Alcune statistiche ci dicono che sei bambini su dieci sono uccisi dalla madre (questo dovrebbe far aprire il capitolo sui padri assassini), che molti decessi di bambini sono archiviati come accidentali o dovuti a cause naturali, che vi sono centinaia di tentativi non riusciti.
Dal 2020 al 2023 in Italia si sono registrati 535 figlicidi che rappresentano il 12,5% degli omicidi perpetrati in ambito famigliare.
Andiamo verso le conclusioni.
Il reinserimento sociale di una madre assassina.
Si tratta di un processo molto delicato poiché la madre dopo aver scontato la pena, deve ritornare a rapportarsi con il mondo esterno al carcere. Per il tipo di delitto commesso sarà segnata a vita dalla società. Il reinserimento però è un aspetto estremamente importante, di cui avere cura e da non sottovalutare, e da svolgere con la supervisione di professionisti della salute mentale.
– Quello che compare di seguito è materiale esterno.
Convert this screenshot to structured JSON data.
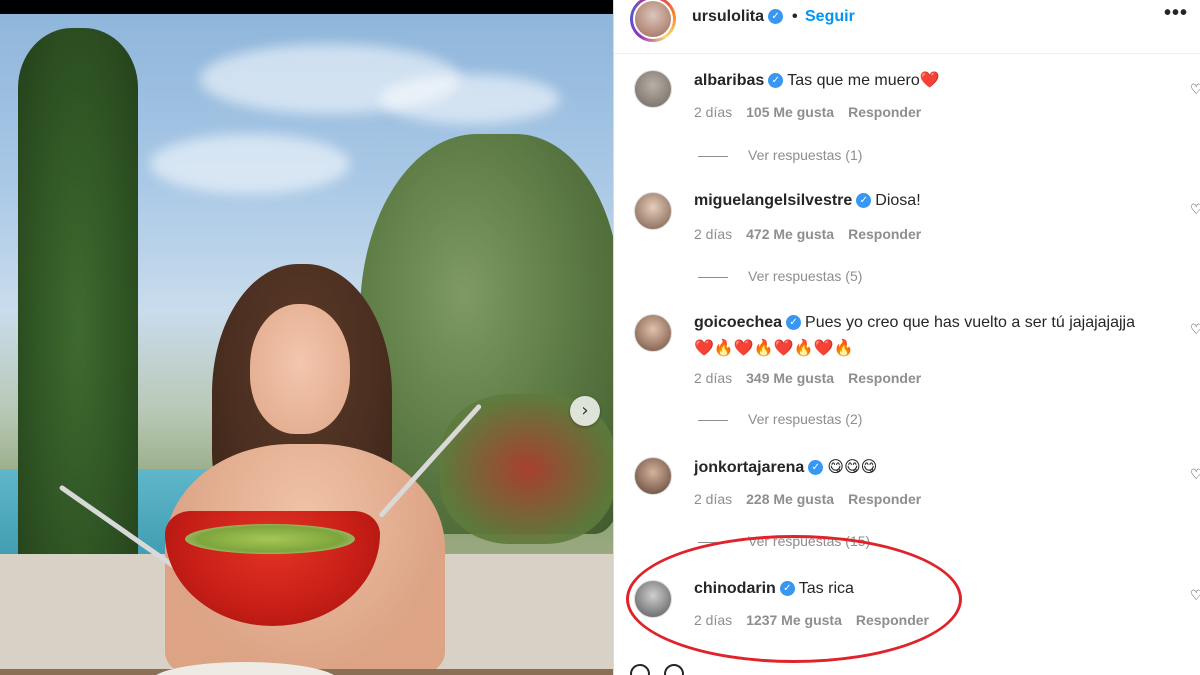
{
  "post": {
    "username": "ursulolita",
    "follow_label": "Seguir",
    "separator": "•",
    "more_label": "•••",
    "next_label": "›",
    "verified_mark": "✓"
  },
  "comments": [
    {
      "user": "albaribas",
      "text": "Tas que me muero❤️",
      "text2": "",
      "age": "2 días",
      "likes": "105 Me gusta",
      "reply": "Responder",
      "replies": "Ver respuestas (1)"
    },
    {
      "user": "miguelangelsilvestre",
      "text": "Diosa!",
      "text2": "",
      "age": "2 días",
      "likes": "472 Me gusta",
      "reply": "Responder",
      "replies": "Ver respuestas (5)"
    },
    {
      "user": "goicoechea",
      "text": "Pues yo creo que has vuelto a ser tú jajajajajja",
      "text2": "❤️🔥❤️🔥❤️🔥❤️🔥",
      "age": "2 días",
      "likes": "349 Me gusta",
      "reply": "Responder",
      "replies": "Ver respuestas (2)"
    },
    {
      "user": "jonkortajarena",
      "text": "😋😋😋",
      "text2": "",
      "age": "2 días",
      "likes": "228 Me gusta",
      "reply": "Responder",
      "replies": "Ver respuestas (15)"
    },
    {
      "user": "chinodarin",
      "text": "Tas rica",
      "text2": "",
      "age": "2 días",
      "likes": "1237 Me gusta",
      "reply": "Responder",
      "replies": ""
    }
  ],
  "icons": {
    "heart": "heart-outline-icon",
    "next": "chevron-right-icon",
    "more": "more-horizontal-icon",
    "verified": "verified-badge-icon"
  },
  "colors": {
    "accent": "#0095f6",
    "verified": "#3897f0",
    "highlight": "#e0232b",
    "muted_text": "#8e8e8e"
  }
}
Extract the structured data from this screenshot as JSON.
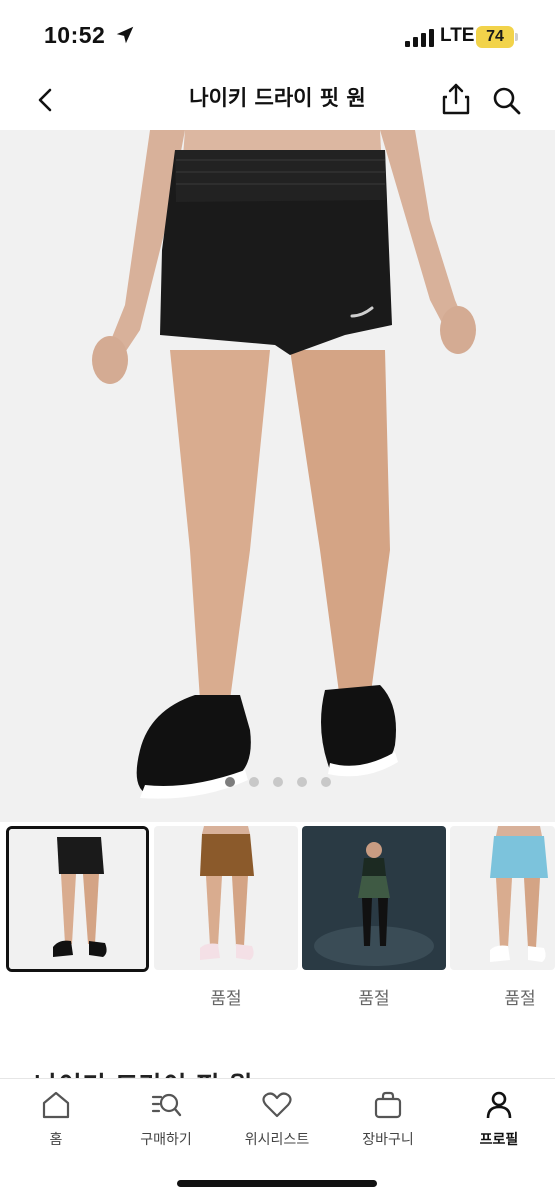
{
  "status_bar": {
    "time": "10:52",
    "network": "LTE",
    "battery": "74"
  },
  "nav": {
    "title": "나이키 드라이 핏 원"
  },
  "carousel": {
    "pages": 5,
    "active_index": 0
  },
  "thumbnails": [
    {
      "status": ""
    },
    {
      "status": "품절"
    },
    {
      "status": "품절"
    },
    {
      "status": "품절"
    }
  ],
  "product": {
    "title": "나이키 드라이 핏 원"
  },
  "tabbar": {
    "items": [
      {
        "label": "홈",
        "icon": "home-icon"
      },
      {
        "label": "구매하기",
        "icon": "search-list-icon"
      },
      {
        "label": "위시리스트",
        "icon": "heart-icon"
      },
      {
        "label": "장바구니",
        "icon": "bag-icon"
      },
      {
        "label": "프로필",
        "icon": "person-icon"
      }
    ],
    "active_index": 4
  },
  "colors": {
    "battery": "#f2d34a",
    "hero_bg": "#f1f1f1",
    "shorts_black": "#1a1a1a",
    "shorts_brown": "#8b5a2b",
    "shorts_green": "#3f5a44",
    "shorts_blue": "#7cc3dc"
  }
}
Ma ancor più fondamentale è la prevenzione del reato, ma soprattutto la tutela di una madre fragile.
Vi sono, in alcuni episodi tragici, campanelli d'allarme che vengono ignorati o sottovalutati. In alcuni casi di infanticidio si può tentare una previsione. Prevenire invece è difficile e complesso, ma non impossibile. Sarebbe importante non sottovalutare e anzi comprendere il disagio psichico che può portare a un infanticidio.
Certo è che un mondo che corre all'impazzata come questo moderno spesso ci impedisce di focalizzare gli eventi attorno a noi.
Dovrebbero essere probabilmente i padri e ogni genere di componente della famiglia i primi ad intercettare il problema, ma essendo ormai la società atomizzata i "nonni" spesso sono distanti e i padri presi dal lavoro, dallo stress, magari da un rapporto di coppia poco felice a volte non osservano oppure sottovalutano la situazione della madre.
Poi ci dovrebbero essere le istituzioni, che in realtà alcuni mezzi li mettono a disposizione, a creare una campagna di sensibilizzazione sullo stampo di quella messa in corso sulla violenza verso le donne.
Non credo esista una ricetta perfetta, ma credo, questo si, che ognuno di noi, uomini e donne, dovremmo, nel nostro quotidiano, prestare più attenzione a questo tema.